Any information on whether the bubbletop P-47s had any trouble with condensation or icing that the razorback versions? (aside from the good cockpit heating, I'm wondering if the canopy geometry had an effect)

Also, I was replying more to the issues of the Spitfire being unbearably cold and without heating than without defrosting/defogging. It's plenty believable that the heating ventilation system wasn't oriented/ducted in a way that facilitated windscreen heating/drying. Having wholely inadequate/nonexistent heating for the pilot is more the issue that confuses me. (post Spitfire II/BoB in particular)
 
i remember reading about the early 38s...that either didnt have a heater or it wasnt very effective.


Heating was insuficient.

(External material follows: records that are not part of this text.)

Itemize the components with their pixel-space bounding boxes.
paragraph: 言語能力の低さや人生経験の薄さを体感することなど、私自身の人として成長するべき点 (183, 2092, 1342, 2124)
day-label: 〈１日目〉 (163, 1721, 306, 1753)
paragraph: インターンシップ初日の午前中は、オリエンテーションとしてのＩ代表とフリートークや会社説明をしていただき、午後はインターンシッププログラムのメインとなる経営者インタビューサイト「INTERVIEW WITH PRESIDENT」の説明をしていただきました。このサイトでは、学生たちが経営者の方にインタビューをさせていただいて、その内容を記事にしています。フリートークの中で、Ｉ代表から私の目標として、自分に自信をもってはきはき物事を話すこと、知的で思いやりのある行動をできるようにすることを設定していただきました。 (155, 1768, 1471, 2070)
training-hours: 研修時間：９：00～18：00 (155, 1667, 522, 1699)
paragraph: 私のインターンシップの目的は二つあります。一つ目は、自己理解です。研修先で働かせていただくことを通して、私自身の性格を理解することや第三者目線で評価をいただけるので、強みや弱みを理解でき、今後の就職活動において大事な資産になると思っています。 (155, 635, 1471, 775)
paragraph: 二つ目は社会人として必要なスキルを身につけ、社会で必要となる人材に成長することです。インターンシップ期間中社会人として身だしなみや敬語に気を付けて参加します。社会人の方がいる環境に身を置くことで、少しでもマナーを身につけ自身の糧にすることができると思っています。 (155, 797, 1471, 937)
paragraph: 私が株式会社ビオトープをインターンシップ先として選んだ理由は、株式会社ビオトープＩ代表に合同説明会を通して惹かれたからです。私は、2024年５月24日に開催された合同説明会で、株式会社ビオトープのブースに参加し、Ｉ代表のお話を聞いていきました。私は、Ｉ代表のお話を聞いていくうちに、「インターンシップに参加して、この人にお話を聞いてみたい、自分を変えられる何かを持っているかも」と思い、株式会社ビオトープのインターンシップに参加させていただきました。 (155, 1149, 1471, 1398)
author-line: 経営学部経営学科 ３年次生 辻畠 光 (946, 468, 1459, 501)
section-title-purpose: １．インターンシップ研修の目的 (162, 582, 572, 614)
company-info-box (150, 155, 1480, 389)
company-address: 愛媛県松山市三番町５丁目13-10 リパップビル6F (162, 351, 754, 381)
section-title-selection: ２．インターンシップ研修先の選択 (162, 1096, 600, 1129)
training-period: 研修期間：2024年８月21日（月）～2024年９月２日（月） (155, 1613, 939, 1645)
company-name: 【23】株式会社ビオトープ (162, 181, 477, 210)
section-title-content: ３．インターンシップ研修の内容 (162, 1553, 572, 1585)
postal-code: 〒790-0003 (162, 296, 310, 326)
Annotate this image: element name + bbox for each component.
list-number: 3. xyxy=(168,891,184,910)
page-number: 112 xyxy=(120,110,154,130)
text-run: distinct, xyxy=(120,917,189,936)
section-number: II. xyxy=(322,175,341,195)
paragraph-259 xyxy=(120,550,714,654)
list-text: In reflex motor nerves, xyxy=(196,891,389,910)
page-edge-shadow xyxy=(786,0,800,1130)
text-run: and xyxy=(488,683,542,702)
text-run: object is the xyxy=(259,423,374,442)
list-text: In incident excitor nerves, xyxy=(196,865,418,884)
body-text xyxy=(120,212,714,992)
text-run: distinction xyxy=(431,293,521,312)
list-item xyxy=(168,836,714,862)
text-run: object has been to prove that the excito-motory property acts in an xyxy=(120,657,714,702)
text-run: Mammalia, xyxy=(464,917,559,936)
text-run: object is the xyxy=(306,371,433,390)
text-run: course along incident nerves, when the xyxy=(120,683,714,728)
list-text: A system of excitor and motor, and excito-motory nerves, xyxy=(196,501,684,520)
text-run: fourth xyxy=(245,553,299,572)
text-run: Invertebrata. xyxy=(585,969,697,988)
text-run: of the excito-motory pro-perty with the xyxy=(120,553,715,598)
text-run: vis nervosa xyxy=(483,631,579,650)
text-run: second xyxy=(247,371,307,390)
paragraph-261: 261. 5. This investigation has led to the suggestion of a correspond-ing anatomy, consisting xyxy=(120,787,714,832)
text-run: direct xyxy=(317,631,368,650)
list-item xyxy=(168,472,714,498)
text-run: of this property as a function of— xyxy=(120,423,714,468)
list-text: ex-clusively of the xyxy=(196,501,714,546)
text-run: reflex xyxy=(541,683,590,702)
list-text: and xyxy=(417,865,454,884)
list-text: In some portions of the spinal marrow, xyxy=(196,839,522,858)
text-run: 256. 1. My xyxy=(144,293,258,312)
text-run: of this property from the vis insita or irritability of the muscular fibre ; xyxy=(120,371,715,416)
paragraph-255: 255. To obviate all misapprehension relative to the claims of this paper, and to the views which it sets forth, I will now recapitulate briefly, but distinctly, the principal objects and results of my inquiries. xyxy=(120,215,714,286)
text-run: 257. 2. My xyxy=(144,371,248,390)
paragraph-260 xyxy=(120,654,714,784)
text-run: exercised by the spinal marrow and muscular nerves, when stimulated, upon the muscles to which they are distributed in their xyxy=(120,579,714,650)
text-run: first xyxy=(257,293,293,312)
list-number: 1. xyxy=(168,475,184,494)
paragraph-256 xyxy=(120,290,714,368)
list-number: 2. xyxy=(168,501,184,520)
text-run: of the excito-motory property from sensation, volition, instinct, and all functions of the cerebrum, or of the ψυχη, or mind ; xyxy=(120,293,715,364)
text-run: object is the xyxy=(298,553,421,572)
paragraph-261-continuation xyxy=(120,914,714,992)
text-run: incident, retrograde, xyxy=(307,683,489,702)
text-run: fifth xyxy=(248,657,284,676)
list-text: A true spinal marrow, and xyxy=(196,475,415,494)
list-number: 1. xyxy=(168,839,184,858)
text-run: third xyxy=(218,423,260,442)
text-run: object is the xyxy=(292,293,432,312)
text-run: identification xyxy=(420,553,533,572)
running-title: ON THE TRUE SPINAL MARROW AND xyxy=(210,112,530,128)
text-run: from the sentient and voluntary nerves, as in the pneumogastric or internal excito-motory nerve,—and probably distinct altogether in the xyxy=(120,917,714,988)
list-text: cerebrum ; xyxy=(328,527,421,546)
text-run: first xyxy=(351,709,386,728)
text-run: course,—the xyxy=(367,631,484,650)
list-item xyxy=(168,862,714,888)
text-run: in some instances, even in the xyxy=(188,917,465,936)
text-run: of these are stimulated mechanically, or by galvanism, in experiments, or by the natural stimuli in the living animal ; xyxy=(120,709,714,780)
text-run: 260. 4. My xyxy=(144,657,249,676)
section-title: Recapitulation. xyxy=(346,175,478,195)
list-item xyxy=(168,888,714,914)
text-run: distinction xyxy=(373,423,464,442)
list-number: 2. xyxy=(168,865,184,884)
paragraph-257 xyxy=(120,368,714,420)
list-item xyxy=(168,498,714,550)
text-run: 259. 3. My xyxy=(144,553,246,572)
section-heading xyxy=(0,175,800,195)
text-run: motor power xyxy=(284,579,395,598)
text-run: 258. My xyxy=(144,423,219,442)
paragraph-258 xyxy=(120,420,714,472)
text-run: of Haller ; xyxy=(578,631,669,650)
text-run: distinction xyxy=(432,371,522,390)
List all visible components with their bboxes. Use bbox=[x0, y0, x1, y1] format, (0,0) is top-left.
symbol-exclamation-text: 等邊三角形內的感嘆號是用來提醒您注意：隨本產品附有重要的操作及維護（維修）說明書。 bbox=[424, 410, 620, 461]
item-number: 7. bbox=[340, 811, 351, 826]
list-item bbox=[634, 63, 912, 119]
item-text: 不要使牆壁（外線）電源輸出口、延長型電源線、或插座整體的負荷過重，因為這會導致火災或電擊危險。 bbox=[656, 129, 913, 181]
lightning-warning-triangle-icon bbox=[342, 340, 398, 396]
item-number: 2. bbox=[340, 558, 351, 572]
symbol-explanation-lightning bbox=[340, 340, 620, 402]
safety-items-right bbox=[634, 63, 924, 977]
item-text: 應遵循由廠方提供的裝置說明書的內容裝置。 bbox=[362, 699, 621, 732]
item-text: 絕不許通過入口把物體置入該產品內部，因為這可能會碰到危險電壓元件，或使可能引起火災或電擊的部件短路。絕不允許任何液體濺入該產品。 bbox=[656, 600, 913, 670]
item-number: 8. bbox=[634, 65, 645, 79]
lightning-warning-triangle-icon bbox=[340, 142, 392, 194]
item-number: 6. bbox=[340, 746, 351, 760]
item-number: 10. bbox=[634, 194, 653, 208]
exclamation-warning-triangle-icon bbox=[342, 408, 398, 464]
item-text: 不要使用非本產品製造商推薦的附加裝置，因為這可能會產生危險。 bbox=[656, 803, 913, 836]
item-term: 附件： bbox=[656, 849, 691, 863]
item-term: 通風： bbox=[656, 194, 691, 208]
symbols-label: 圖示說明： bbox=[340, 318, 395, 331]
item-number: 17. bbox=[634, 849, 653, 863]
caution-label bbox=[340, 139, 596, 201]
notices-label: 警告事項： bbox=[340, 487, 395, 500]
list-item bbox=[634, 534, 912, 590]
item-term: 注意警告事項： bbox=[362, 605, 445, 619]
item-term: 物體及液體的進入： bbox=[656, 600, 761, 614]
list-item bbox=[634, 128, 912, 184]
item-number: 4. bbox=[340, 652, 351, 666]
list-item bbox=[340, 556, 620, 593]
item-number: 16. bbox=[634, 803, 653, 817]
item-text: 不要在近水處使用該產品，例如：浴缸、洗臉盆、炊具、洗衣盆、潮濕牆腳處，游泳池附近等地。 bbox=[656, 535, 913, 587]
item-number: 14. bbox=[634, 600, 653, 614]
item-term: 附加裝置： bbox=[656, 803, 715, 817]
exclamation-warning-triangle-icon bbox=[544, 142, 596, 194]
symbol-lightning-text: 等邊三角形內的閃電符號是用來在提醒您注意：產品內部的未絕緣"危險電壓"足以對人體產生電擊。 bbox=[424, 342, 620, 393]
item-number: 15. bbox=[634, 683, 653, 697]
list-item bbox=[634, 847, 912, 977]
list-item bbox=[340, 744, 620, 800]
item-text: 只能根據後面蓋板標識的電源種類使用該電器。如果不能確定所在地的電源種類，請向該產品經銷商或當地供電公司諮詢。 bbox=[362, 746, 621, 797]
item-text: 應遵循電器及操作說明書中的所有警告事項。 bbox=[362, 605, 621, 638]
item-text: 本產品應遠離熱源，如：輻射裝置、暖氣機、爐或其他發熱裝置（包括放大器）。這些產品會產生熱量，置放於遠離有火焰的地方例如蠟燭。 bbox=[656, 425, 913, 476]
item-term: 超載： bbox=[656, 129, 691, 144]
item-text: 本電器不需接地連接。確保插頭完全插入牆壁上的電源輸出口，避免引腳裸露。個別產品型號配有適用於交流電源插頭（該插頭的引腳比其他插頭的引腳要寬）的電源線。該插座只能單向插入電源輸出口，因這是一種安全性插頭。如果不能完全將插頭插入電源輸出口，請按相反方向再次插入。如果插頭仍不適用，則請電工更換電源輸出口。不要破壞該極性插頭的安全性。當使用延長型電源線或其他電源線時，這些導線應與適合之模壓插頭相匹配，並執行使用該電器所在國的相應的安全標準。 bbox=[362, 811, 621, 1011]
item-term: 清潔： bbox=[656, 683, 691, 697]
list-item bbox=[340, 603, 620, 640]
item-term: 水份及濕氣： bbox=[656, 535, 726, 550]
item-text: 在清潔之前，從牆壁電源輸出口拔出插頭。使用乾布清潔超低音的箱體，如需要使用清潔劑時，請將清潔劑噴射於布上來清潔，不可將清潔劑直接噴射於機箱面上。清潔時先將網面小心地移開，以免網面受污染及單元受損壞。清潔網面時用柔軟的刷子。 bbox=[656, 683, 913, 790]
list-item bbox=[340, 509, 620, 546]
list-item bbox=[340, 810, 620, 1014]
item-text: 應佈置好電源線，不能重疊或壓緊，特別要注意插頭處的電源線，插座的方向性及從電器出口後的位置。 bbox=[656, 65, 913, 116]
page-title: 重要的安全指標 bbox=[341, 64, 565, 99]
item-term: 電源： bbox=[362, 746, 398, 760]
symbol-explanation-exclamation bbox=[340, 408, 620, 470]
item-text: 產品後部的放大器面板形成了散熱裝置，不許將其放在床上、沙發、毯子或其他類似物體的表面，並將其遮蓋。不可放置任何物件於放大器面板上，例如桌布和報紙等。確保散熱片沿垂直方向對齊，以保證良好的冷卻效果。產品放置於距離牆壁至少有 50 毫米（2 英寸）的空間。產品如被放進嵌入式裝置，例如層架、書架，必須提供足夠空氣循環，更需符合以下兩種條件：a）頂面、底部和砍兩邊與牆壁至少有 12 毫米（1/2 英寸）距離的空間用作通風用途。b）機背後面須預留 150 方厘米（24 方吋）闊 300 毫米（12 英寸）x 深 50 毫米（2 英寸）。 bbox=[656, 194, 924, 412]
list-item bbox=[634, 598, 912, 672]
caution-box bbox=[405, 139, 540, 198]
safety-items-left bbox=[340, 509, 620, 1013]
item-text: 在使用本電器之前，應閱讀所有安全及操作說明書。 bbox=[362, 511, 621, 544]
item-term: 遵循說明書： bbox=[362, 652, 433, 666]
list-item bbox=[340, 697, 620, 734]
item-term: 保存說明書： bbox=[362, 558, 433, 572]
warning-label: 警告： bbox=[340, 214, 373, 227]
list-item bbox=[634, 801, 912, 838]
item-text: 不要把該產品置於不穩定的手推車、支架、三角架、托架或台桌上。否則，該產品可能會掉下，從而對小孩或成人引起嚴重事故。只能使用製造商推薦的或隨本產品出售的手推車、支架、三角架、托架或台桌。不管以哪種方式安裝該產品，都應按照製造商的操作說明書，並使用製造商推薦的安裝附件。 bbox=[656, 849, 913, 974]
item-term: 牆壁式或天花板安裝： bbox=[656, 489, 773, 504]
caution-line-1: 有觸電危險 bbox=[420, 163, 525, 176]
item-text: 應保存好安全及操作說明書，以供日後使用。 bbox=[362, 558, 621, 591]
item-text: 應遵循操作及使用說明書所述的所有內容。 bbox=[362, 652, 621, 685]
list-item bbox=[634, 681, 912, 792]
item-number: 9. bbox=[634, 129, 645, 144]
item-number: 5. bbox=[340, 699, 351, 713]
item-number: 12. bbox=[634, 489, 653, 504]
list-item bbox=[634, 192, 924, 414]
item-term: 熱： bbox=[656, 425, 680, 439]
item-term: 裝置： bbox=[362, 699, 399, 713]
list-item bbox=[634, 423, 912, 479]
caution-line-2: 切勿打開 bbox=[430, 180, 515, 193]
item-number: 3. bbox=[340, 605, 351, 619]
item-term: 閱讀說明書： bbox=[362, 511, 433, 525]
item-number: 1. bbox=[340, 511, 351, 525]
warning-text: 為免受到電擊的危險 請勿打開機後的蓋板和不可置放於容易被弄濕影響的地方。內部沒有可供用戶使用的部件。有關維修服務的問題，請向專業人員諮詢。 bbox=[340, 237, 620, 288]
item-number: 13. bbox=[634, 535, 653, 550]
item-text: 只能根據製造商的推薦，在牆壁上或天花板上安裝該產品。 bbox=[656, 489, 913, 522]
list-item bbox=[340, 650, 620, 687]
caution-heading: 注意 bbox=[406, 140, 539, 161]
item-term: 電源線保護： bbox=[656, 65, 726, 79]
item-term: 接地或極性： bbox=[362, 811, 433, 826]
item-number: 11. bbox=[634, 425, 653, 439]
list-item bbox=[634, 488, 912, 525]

The solution for the problem was provided once second geneartor was installed (early 1944), the greater supply of electric power meant that guns were heated electrically, so the stream of hot air that previously was heating the guns was re-routed to the cockpit.
 
Heating was insuficient. The solution for the problem was provided once second geneartor was installed (early 1944), the greater supply of electric power meant that guns were heated electrically, so the stream of hot air that previously was heating the guns was re-routed to the cockpit.
Hadn't considered it before, but I wonder if they could have added a heater core as part of the intercooler system on the early P-38s ... then again, probably a big engineering pain there too given they were air to air intercoolers. Still, with the radiator cooling lines all routed to the aft portion of the booms, that leaves the turbo/manifold/intercooler ducting and oil coolers as the main sources of heat anywhere close to the cockpit. (without greatly expanding the coolant loop for the radiators)

I suppose air bled off the turbocharger manifold before reaching the intercoolers could work too. Hot, pressurized air ducted and blended into the cockpit ventilation system. That'd probably be much simpler than any sort of expanded heater core arrangement.